Run Docker in Docker on RunPod CPU Instances
This tutorial applies only to RunPod's CPU offering. It is not possible to run Docker inside of a GPU at this time.
For information on building Docker images on GPUs, see Build Docker Images with Bazel.
RunPod provides virtualized machine images on CPUs. With this virtualization, you can use your own Docker image as a base image and, in addition, run Docker containers inside the CPU instance.
Create a CPU Instance
To get started, create a CPU instance:
- Navigate to Pods and select + Deploy.
- Select your CPU type.
- Customize your instance by setting up the following:
- (recommended) Specify a Network volume.
- Select an instance type. For example, 32 vCPU with 256 GB of RAM.
- (optional) Provide a template. For example, runpod/base:0.5.1-cpu.
- Review your configuration and select Deploy On-Demand.
For more information, see Manage Pods.
Install Docker
You can install Docker using one of the following methods. Ensure you have root privileges.

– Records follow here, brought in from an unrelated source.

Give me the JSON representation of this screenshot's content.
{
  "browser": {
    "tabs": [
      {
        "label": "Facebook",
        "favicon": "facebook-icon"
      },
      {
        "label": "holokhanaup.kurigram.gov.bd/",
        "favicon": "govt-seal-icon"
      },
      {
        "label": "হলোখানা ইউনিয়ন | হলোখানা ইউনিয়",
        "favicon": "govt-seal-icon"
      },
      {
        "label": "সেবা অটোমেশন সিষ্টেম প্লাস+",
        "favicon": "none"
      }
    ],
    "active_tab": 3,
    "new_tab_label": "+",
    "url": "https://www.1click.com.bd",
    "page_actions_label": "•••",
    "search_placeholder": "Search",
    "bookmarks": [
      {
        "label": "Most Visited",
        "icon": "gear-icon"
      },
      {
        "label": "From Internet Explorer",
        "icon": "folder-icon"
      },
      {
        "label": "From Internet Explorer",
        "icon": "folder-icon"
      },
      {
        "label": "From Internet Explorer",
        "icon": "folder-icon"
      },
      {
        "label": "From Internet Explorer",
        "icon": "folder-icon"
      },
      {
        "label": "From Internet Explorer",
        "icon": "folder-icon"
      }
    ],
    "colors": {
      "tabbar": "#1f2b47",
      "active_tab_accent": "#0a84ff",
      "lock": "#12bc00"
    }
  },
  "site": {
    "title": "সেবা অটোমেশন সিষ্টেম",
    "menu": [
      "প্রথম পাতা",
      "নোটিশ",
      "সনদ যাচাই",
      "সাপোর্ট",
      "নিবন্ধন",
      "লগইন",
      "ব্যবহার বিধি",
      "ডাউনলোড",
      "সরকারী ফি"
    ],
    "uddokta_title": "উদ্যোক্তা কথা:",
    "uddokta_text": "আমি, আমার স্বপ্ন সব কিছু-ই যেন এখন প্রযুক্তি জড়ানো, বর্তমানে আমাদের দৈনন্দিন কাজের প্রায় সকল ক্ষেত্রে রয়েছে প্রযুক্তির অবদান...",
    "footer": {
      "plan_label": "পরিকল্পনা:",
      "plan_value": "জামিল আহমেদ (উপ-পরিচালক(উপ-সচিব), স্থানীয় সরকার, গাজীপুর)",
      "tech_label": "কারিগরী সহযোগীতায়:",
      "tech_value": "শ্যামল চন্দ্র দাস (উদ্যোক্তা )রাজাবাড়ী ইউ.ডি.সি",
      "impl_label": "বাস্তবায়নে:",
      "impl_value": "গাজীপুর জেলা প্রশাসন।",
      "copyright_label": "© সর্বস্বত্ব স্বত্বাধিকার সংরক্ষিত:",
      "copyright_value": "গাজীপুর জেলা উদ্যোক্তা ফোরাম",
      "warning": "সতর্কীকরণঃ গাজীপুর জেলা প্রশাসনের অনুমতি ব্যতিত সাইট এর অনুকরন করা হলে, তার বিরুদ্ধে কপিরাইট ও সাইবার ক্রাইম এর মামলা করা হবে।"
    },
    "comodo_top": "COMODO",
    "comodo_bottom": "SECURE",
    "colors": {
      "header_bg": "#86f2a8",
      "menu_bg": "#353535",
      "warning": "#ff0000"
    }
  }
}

From the Docker Install Script
Download and run the official Docker install script:
curl -fsSL https://get.docker.com -o get-docker.sh
sh get-docker.sh
From the Test Docker Install Script
Download and run the Docker test install script:
curl -fsSL https://test.docker.com -o test-docker.sh
sh test-docker.sh
From the Source Repository
Clone and install Docker from the source repository:
git clone https://github.com/docker/docker-ce.git
cd docker-ce
sh install.sh
Verify Docker Installation
After installation, verify that Docker is installed correctly:
docker --version
Start Docker
Start the Docker daemon:
dockerd &
Test Docker Service
Run a test container to ensure the Docker service is running correctly:
docker run hello-world
If the container runs successfully and outputs a welcome message from Docker, you have successfully set up Docker in Docker on a RunPod CPU instance.
You now have Docker running inside a Docker container on a RunPod CPU instance. This setup allows you to manage and run additional containers as needed, leveraging the flexibility and power of Docker within a virtualized environment provided by RunPod.